Note: If any of the disk devices you choose have been used as a part of another storage pool in the past (e.g., one that was deleted), you must use the Forced Creation option to overwrite the previous data in order to use the disk in a different pool (a precaution to prevent accidental data loss).
 
7. Choose the required Sync Mode:
 
  • standard:
 
This is the default option.

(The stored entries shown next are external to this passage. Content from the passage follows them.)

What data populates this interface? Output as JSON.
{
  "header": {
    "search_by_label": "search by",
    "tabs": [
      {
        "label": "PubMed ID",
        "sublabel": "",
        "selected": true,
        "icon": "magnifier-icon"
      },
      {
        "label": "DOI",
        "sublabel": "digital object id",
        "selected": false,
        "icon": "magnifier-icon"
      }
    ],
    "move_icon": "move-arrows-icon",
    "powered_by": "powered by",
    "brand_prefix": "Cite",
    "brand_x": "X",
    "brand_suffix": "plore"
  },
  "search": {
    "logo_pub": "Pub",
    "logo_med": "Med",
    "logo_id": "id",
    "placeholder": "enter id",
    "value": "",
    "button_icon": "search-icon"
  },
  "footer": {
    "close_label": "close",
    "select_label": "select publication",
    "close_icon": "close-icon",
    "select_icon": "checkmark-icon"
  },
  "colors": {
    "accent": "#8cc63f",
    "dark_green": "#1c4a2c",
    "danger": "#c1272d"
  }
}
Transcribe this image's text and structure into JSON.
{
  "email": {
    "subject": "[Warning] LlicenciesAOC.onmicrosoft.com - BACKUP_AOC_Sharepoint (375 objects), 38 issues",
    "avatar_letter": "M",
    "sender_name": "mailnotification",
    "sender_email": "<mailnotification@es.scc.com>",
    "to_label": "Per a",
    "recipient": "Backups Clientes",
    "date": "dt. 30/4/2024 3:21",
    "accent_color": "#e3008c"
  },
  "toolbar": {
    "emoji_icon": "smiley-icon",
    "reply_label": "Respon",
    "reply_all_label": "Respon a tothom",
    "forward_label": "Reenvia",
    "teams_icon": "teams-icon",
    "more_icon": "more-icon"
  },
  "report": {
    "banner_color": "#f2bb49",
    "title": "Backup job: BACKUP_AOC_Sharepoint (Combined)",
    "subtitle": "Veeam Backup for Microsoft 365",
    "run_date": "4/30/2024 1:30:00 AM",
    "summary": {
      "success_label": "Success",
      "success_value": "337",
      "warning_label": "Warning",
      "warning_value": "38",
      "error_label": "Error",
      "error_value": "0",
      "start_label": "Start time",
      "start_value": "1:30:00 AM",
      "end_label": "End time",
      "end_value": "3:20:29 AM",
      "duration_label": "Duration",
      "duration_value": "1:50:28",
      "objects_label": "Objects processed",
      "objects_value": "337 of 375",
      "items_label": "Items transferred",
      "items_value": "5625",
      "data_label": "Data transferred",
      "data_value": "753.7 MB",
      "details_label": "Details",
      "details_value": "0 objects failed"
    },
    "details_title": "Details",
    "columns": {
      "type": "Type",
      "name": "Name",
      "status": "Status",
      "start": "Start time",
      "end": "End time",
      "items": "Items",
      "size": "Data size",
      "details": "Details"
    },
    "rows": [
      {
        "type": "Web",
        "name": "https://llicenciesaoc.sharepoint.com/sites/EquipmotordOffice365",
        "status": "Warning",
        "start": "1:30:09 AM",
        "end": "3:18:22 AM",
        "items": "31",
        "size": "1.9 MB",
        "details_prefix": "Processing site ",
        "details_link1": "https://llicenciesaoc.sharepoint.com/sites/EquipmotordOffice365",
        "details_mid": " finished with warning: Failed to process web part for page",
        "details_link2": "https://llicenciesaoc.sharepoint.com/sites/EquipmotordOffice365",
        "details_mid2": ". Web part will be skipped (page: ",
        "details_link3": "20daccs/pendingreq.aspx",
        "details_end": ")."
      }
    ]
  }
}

Synchronous file system transactions (fsync, O_DSYNC, O_SYNC, etc) are written out (to the intent log) and then secondly all devices written are flushed to ensure the data is stable (not cached by device controllers).
 
  • always:
 
For the ultra-cautious, every file system transaction is written and flushed to stable storage by a system call return.  This obviously has a big performance penalty.
 
  • disabled:
 
Synchronous requests are disabled.  File system transactions only commit to stable storage on the next DMU transaction group commit which can be many seconds.  This option gives the highest performance.  However, it is very dangerous as ZFS is ignoring the synchronous transaction demands of applications such as databases or NFS.  Setting sync=disabled on the currently active root or /var file system may result in out-of-spec behavior, application data loss and increased vulnerability to replay attacks.  This option does *NOT* affect ZFS on-disk consistency.  Administrators should only use this when these risks are understood.
 
8.  Click the Create button at the end.
 
The new storage pool is created and is ready for use.